# Architecture-related question (Multi-Layer App)



## Scholle (10. Jun 2009)

Hi All,

I have a question regarding architectural related issues.

I am planning an application that will have a considerable amount of business logic. There will also be different ways for different target groups to access this logic, e.g. web application1 and mobile application1 for target group1 and web application2 and mobile application2 for target group2. I think its reasonable to split the overall functionality into diffferent lighter-weighted apps rather than implementing one heavy-weighted app because the functionality to be implemented in each app is quite different. To sum up, there are several smaller applications in the presentation layer and a big application in the backend layer. Of course, apps will be added from time to time. At the beginning, there will be only the app in the backend and web application1 for target group1.
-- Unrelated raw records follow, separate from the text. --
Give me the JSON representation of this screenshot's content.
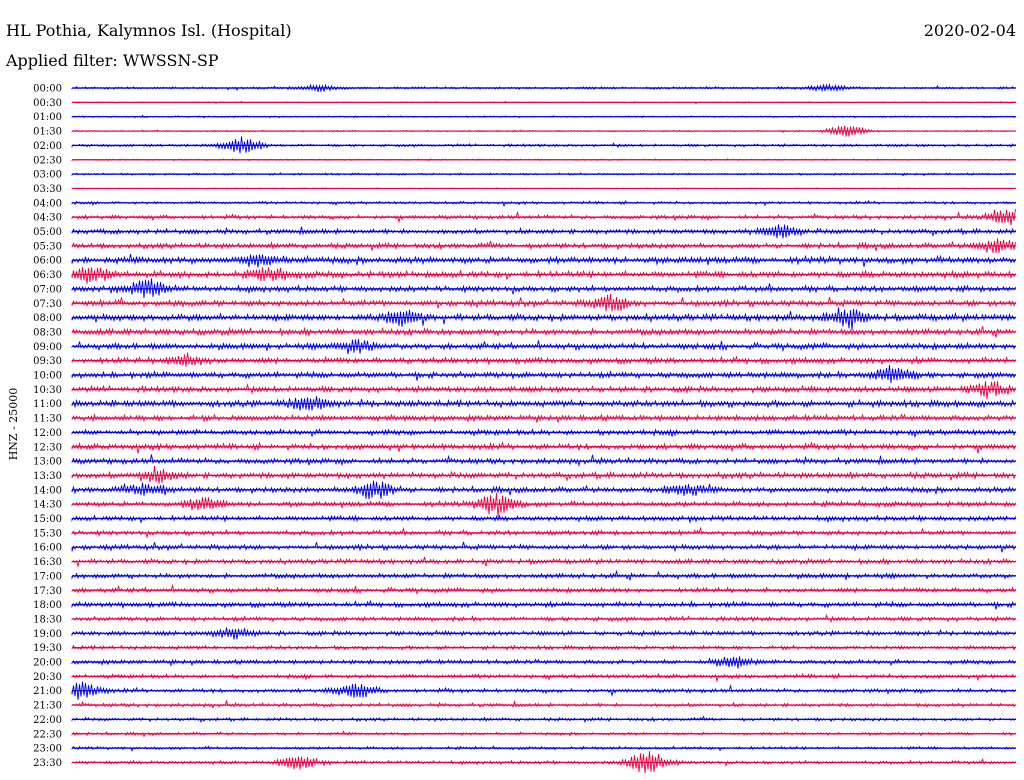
{
  "header": {
    "station": "HL Pothia, Kalymnos Isl. (Hospital)",
    "date": "2020-02-04",
    "filter": "Applied filter: WWSSN-SP"
  },
  "chart_data": {
    "type": "line",
    "title": "HL Pothia, Kalymnos Isl. (Hospital)",
    "subtitle": "Applied filter: WWSSN-SP",
    "ylabel": "HNZ - 25000",
    "xlabel": "",
    "grid": false,
    "colors": [
      "#0000ee",
      "#ee0044"
    ],
    "categories": [
      "00:00",
      "00:30",
      "01:00",
      "01:30",
      "02:00",
      "02:30",
      "03:00",
      "03:30",
      "04:00",
      "04:30",
      "05:00",
      "05:30",
      "06:00",
      "06:30",
      "07:00",
      "07:30",
      "08:00",
      "08:30",
      "09:00",
      "09:30",
      "10:00",
      "10:30",
      "11:00",
      "11:30",
      "12:00",
      "12:30",
      "13:00",
      "13:30",
      "14:00",
      "14:30",
      "15:00",
      "15:30",
      "16:00",
      "16:30",
      "17:00",
      "17:30",
      "18:00",
      "18:30",
      "19:00",
      "19:30",
      "20:00",
      "20:30",
      "21:00",
      "21:30",
      "22:00",
      "22:30",
      "23:00",
      "23:30"
    ],
    "noise_levels": [
      1.2,
      0.5,
      0.8,
      0.7,
      1.4,
      0.7,
      1.0,
      0.5,
      1.4,
      2.0,
      2.5,
      2.7,
      3.5,
      3.3,
      3.0,
      3.1,
      3.5,
      3.2,
      3.1,
      3.0,
      3.1,
      3.0,
      3.3,
      3.0,
      2.8,
      2.9,
      2.8,
      3.0,
      2.8,
      2.6,
      2.6,
      2.4,
      2.6,
      2.5,
      2.5,
      2.4,
      2.6,
      2.3,
      2.3,
      2.0,
      2.3,
      2.0,
      2.0,
      1.8,
      1.6,
      1.4,
      1.5,
      1.7
    ],
    "events": [
      {
        "row": 0,
        "t": 0.26,
        "amp": 3
      },
      {
        "row": 0,
        "t": 0.8,
        "amp": 3
      },
      {
        "row": 3,
        "t": 0.82,
        "amp": 6
      },
      {
        "row": 4,
        "t": 0.18,
        "amp": 8
      },
      {
        "row": 9,
        "t": 0.99,
        "amp": 8
      },
      {
        "row": 10,
        "t": 0.75,
        "amp": 6
      },
      {
        "row": 11,
        "t": 0.98,
        "amp": 6
      },
      {
        "row": 12,
        "t": 0.2,
        "amp": 5
      },
      {
        "row": 13,
        "t": 0.02,
        "amp": 7
      },
      {
        "row": 13,
        "t": 0.21,
        "amp": 6
      },
      {
        "row": 14,
        "t": 0.08,
        "amp": 8
      },
      {
        "row": 15,
        "t": 0.57,
        "amp": 7
      },
      {
        "row": 16,
        "t": 0.35,
        "amp": 7
      },
      {
        "row": 16,
        "t": 0.82,
        "amp": 8
      },
      {
        "row": 18,
        "t": 0.3,
        "amp": 6
      },
      {
        "row": 19,
        "t": 0.12,
        "amp": 5
      },
      {
        "row": 20,
        "t": 0.87,
        "amp": 8
      },
      {
        "row": 21,
        "t": 0.97,
        "amp": 7
      },
      {
        "row": 22,
        "t": 0.25,
        "amp": 6
      },
      {
        "row": 27,
        "t": 0.09,
        "amp": 6
      },
      {
        "row": 28,
        "t": 0.32,
        "amp": 9
      },
      {
        "row": 28,
        "t": 0.08,
        "amp": 6
      },
      {
        "row": 28,
        "t": 0.65,
        "amp": 6
      },
      {
        "row": 29,
        "t": 0.45,
        "amp": 10
      },
      {
        "row": 29,
        "t": 0.14,
        "amp": 6
      },
      {
        "row": 38,
        "t": 0.17,
        "amp": 5
      },
      {
        "row": 40,
        "t": 0.7,
        "amp": 5
      },
      {
        "row": 42,
        "t": 0.01,
        "amp": 8
      },
      {
        "row": 42,
        "t": 0.3,
        "amp": 7
      },
      {
        "row": 47,
        "t": 0.61,
        "amp": 11
      },
      {
        "row": 47,
        "t": 0.24,
        "amp": 6
      }
    ]
  }
}
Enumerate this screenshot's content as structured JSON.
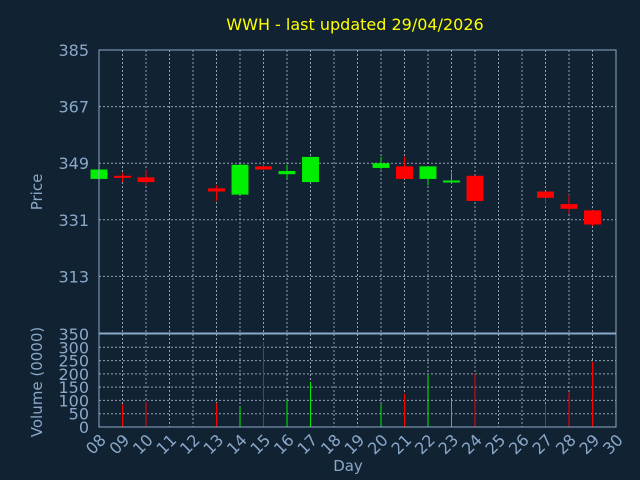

I was thinking about what technologies to be used. There is a strong experience in Java. However, basic knowledge in Groovy, Ruby, PHP has been gained in smaller projects.

Thus, I was thinking about the following design alternatives:

1.) Using Spring-based app in the backend app and Grails/Rails for the web app. Grails/Rails will interact with the backend based on RESTful Webservices - a service-oriented architecture so to say. In this case, there will be now dedicated  database for the web-app. All data would be requested from the backend using services. Choosing such an architecture allows for independent scalability which is quite important because the app in the backend will get more demanding the more apps in presentation layer will be added or the more user will consume the application. 

2.)  Using Grails app and putting the backend functionality (as spring beans) into the grails framework. I personally think this is the worst alternative because the business logic supposed to be used by different apps could not be deployed independently from the grails app. Furthermore, all the other web apps would have to access the grails app. 

3.) I have heard about OSGI but I am quite unsure whether and how it might be applied to the scenario mentioned above.

I actually prefer alternative 1 because it fosters loose coupling between the different apps (that will be added from time to time), allows for scalability and re-use of the functionality of the backend provided as services. I prefer an architecture using Spring for the backend and Grails for web apps. Using RESTful services for communicating between bot backend and presentation is only one solution. I am not quite sure about performance related issues because there will be quite a lot communication between the web-apps and the backend.

Give anyone give some feedback regarding the alternatives proposed? Does anyone see an alternative regarding how to realize communication between independent grails and spring apps?

Thanks, 
Scholle


----------



## Noctarius (10. Jun 2009)

I would expect a 4th situation which is indeed a mixture of scenario 1 and 3.

Running a Spring based backend on base of OSGi but making different OSGi bundles for splittable business logic to be in the position to make partiell updates of the backend.
For the Frontend you can use a simple Tomcat with some Groovy/Rails or whatever framework code which interacts to the backend over REST or JMS for example.


----------



## Scholle (10. Jun 2009)

Hallo Noctarius,

danke für dein Feedback....

Bezüglich OSGI, man kann ja Spring Beans als OSGI Services publishen. Diese werden in der OSGI Registry registriert. Dann wäre es ja prinzipiell auch möglich, aus dem Grails Framework auf dieses Services zu zugreifen? Mein Gefühl sagt mir, dass diese Art der Kommunikation für meinen Zweck geeigneter sein könnte. Macht so etwas überhaupt Sinn?

Nehmen wir mal an, es wird Spring MVC für die Web Schicht eingesetzt. Damit bleiben wir in der Spring-Familie. Dann würden wir die Kommunikation mit der Business Logic, die ebenfalls vom Spring Framework unterstützt wird, doch nicht mit Services realisieren? 

Wie macht man das denn normalerweise, wenn es verschiedenen Applikation in der Präsentationsschicht gibt, die auf ein gemeinsames Backend zugreifen?

Scholle


----------